Since it was introduced in 2006 by theoretical computer scientists Dwork, McSherry, Nissim, and Smith, differential privacy has become the leading framework for ensuring that individual-level information is not leaked through statistical releases or machine learning models built from sensitive datasets. In addition to a rich theoretical literature, differential privacy has also started to make the transition to practice, with large-scale applications by the US Census Bureau and technology companies like Google, Apple, Microsoft, and Meta.

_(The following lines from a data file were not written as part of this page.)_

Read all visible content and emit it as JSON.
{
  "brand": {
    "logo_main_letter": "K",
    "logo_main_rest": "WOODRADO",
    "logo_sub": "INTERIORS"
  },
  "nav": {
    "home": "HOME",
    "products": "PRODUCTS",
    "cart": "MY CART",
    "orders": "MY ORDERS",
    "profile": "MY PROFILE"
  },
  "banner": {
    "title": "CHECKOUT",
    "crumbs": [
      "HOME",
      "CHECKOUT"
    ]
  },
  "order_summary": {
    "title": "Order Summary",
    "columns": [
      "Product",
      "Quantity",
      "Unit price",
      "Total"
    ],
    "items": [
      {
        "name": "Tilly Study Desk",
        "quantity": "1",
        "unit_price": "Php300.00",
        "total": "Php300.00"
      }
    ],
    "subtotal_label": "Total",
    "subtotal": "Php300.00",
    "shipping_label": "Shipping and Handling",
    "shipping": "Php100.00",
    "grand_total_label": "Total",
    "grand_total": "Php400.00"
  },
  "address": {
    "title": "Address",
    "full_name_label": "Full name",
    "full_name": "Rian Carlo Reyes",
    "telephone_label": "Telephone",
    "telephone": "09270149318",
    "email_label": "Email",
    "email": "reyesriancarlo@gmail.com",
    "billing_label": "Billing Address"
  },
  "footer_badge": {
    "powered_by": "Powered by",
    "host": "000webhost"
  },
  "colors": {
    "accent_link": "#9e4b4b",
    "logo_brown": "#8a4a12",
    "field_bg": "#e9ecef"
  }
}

In this talk, I will describe OpenDP, a community effort to advance the practice of differential privacy, in part by building a trustworthy and open-source suite of differential privacy tools that can be easily adopted by custodians of sensitive data to make it available for research and exploration in the public interest. We aim for OpenDP to foster not only the development of the technology but also its responsible and appropriate use, and I look forward to a productive discussion on how we can do so.

About

Salil Vadhan is the Vicky Joseph Professor of Computer Science and Applied Mathematics at the Harvard John A. Paulson School of Engineering & Applied Sciences, and Lead PI on the Harvard Privacy Tools Project. Vadhan’s research in theoretical computer science spans computational complexity, cryptography, and data privacy. His honors include a Harvard College Professorship, a Simons Investigator Award, and a Guggenheim Fellowship.